In a similar way, the equations of general relativity said that the universe could be either expanding or shrinking but it could not be static. But instead of accepting this, Einstein's belief in a static universe was such that he added to his equations a fudge factor which he called the ‘cosmological constant' and which had the effect of balancing the gravitational attraction that would otherwise cause the universe to collapse. When, later, it was found that the universe actually was expanding, Einstein discarded the cosmological constant, describing its inclusion as his ‘biggest blunder'. Ironically, cosmologists have since fished it out of the rubbish bin, dusted it down and put it back on the mantelpiece.

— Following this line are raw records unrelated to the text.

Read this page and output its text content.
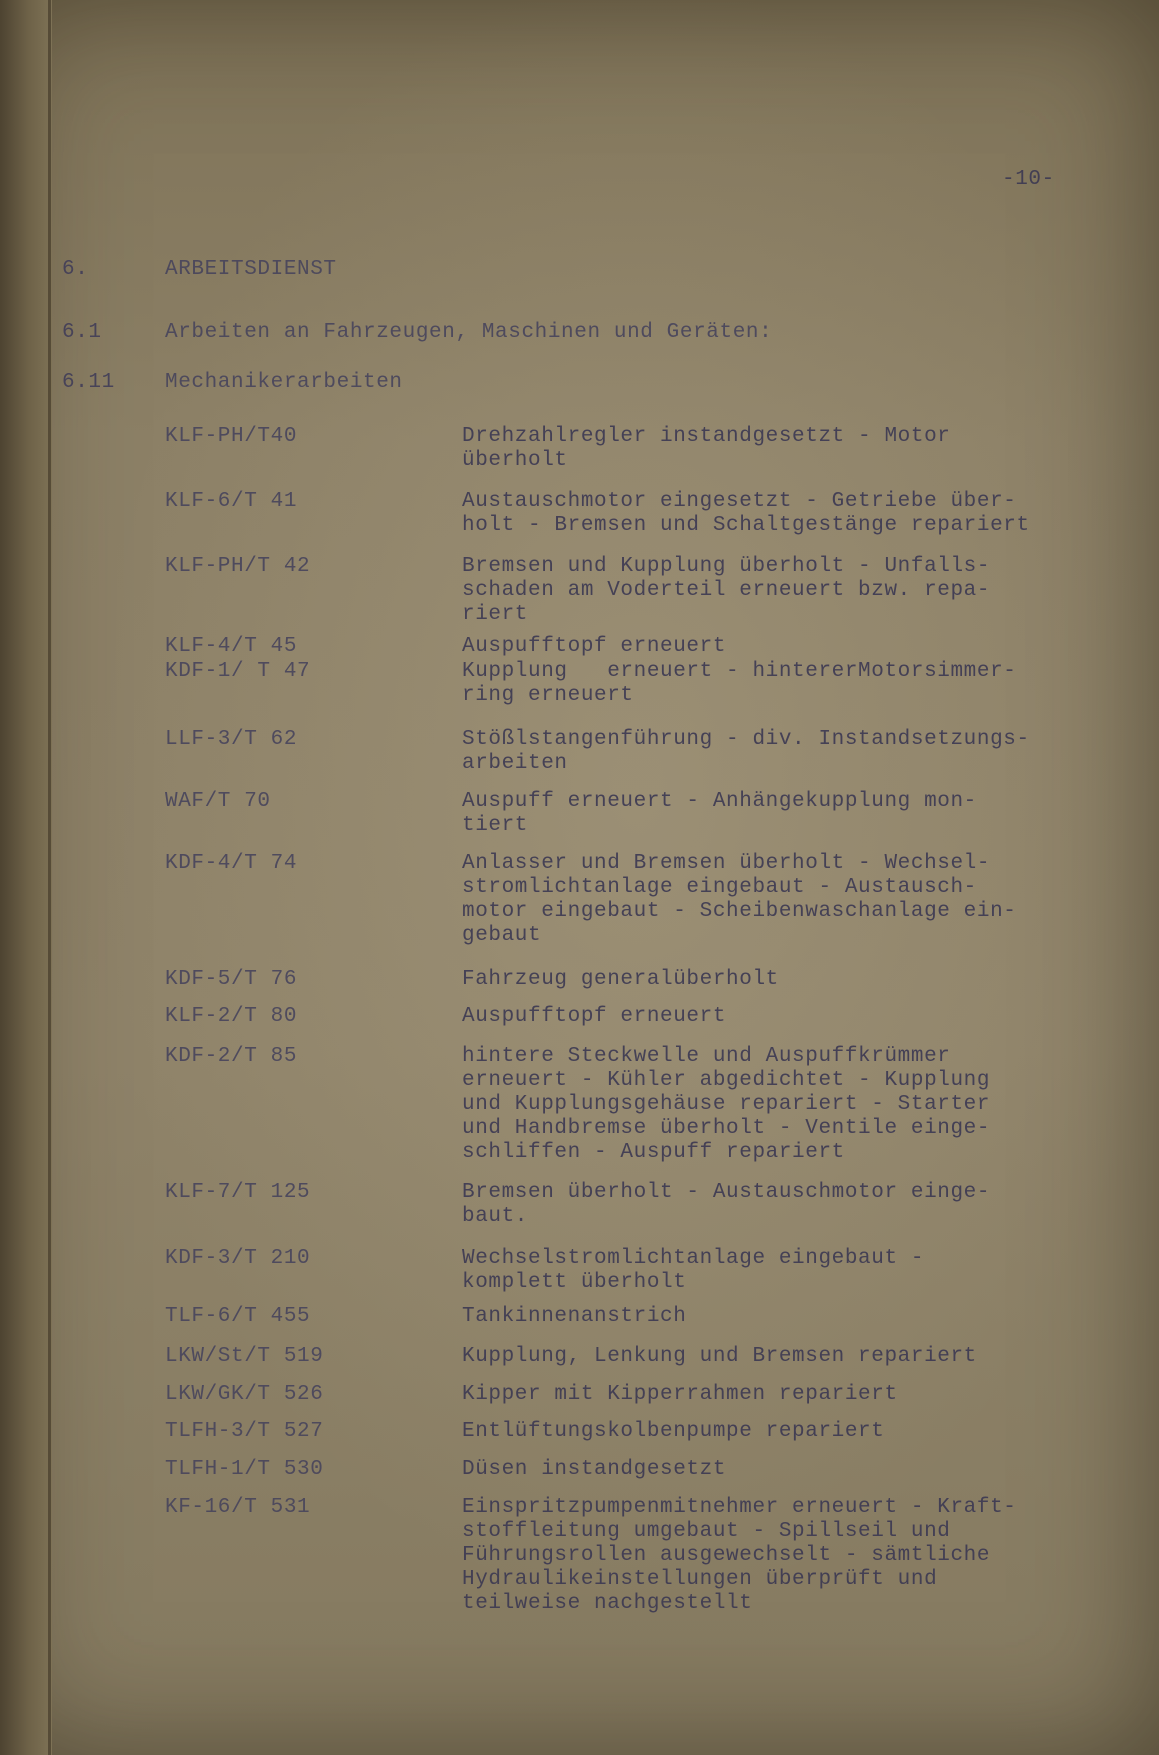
-10-
6.	ARBEITSDIENST
6.1	Arbeiten an Fahrzeugen, Maschinen und Geräten:
6.11 Mechanikerarbeiten
KLF-PH/T40	Drehzahlregler instandgesetzt - Motor
überholt
KLF-6/T 41	Austauschmotor eingesetzt - Getriebe über-
holt - Bremsen und Schaltgestänge repariert
KLF-PH/T 42	Bremsen und Kupplung überholt - Unfalls-
schaden am Voderteil erneuert bzw. repa-
riert
KLF-4/T 45	Auspufftopf erneuert
KDF-1/ T 47	Kupplung   erneuert - hintererMotorsimmer-
ring erneuert
LLF-3/T 62	Stößlstangenführung - div. Instandsetzungs-
arbeiten
WAF/T 70	Auspuff erneuert - Anhängekupplung mon-
tiert
KDF-4/T 74	Anlasser und Bremsen überholt - Wechsel-
stromlichtanlage eingebaut - Austausch-
motor eingebaut - Scheibenwaschanlage ein-
gebaut
KDF-5/T 76	Fahrzeug generalüberholt
KLF-2/T 80	Auspufftopf erneuert
KDF-2/T 85	hintere Steckwelle und Auspuffkrümmer
erneuert - Kühler abgedichtet - Kupplung
und Kupplungsgehäuse repariert - Starter
und Handbremse überholt - Ventile einge-
schliffen - Auspuff repariert
KLF-7/T 125	Bremsen überholt - Austauschmotor einge-
baut.
KDF-3/T 210	Wechselstromlichtanlage eingebaut -
komplett überholt
TLF-6/T 455	Tankinnenanstrich
LKW/St/T 519	Kupplung, Lenkung und Bremsen repariert
LKW/GK/T 526	Kipper mit Kipperrahmen repariert
TLFH-3/T 527	Entlüftungskolbenpumpe repariert
TLFH-1/T 530	Düsen instandgesetzt
KF-16/T 531	Einspritzpumpenmitnehmer erneuert - Kraft-
stoffleitung umgebaut - Spillseil und
Führungsrollen ausgewechselt - sämtliche
Hydraulikeinstellungen überprüft und
teilweise nachgestellt
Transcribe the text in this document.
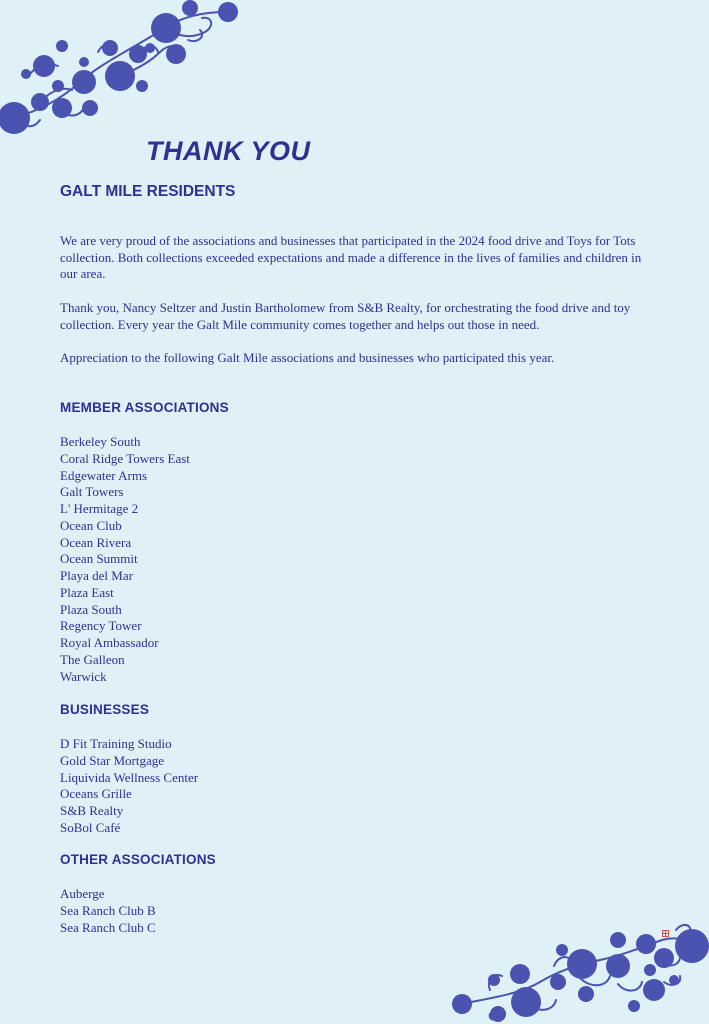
THANK YOU
GALT MILE RESIDENTS

We are very proud of the associations and businesses that participated in the 2024 food drive and Toys for Tots collection. Both collections exceeded expectations and made a difference in the lives of families and children in our area.

Thank you, Nancy Seltzer and Justin Bartholomew from S&B Realty, for orchestrating the food drive and toy collection. Every year the Galt Mile community comes together and helps out those in need.

Appreciation to the following Galt Mile associations and businesses who participated this year.

MEMBER ASSOCIATIONS
Berkeley South
Coral Ridge Towers East
Edgewater Arms
Galt Towers
L' Hermitage 2
Ocean Club
Ocean Rivera
Ocean Summit
Playa del Mar
Plaza East
Plaza South
Regency Tower
Royal Ambassador
The Galleon
Warwick
BUSINESSES
D Fit Training Studio
Gold Star Mortgage
Liquivida Wellness Center
Oceans Grille
S&B Realty
SoBol Café
OTHER ASSOCIATIONS
Auberge
Sea Ranch Club B
Sea Ranch Club C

There are now reasons to believe that the cosmological constant could play a significant role in cosmology after all, but that's another story. 

The expanding universe 

In one sense, as we have seen, the idea of an expanding universe began with Einstein's general relativity theory in 1915 but the elephant in the room was deliberately ignored until Aleksandr Friedmann in 1922 and Georges Lemaître in 1927 independently found solutions to Einstein's equations that described evolutionary as opposed to static models of the universe. This implied a beginning which could be represented mathematically as a ‘singularity' in Einstein's equations. (A singularity is a point where some physical quantity becomes infinite — in this case the density and temperature of the universe, implying a ‘hot big bang' beginning.) Much later, George Gamow, Ralph Alpher and Robert Herman developed the big bang theory of the early universe in a paper titled ‘The origin of chemical elements' published in the Physical Review on 1 April 1948. In spite of the date it was no ‘April fool' spoof and turned out to be one of the most celebrated scientific papers ever.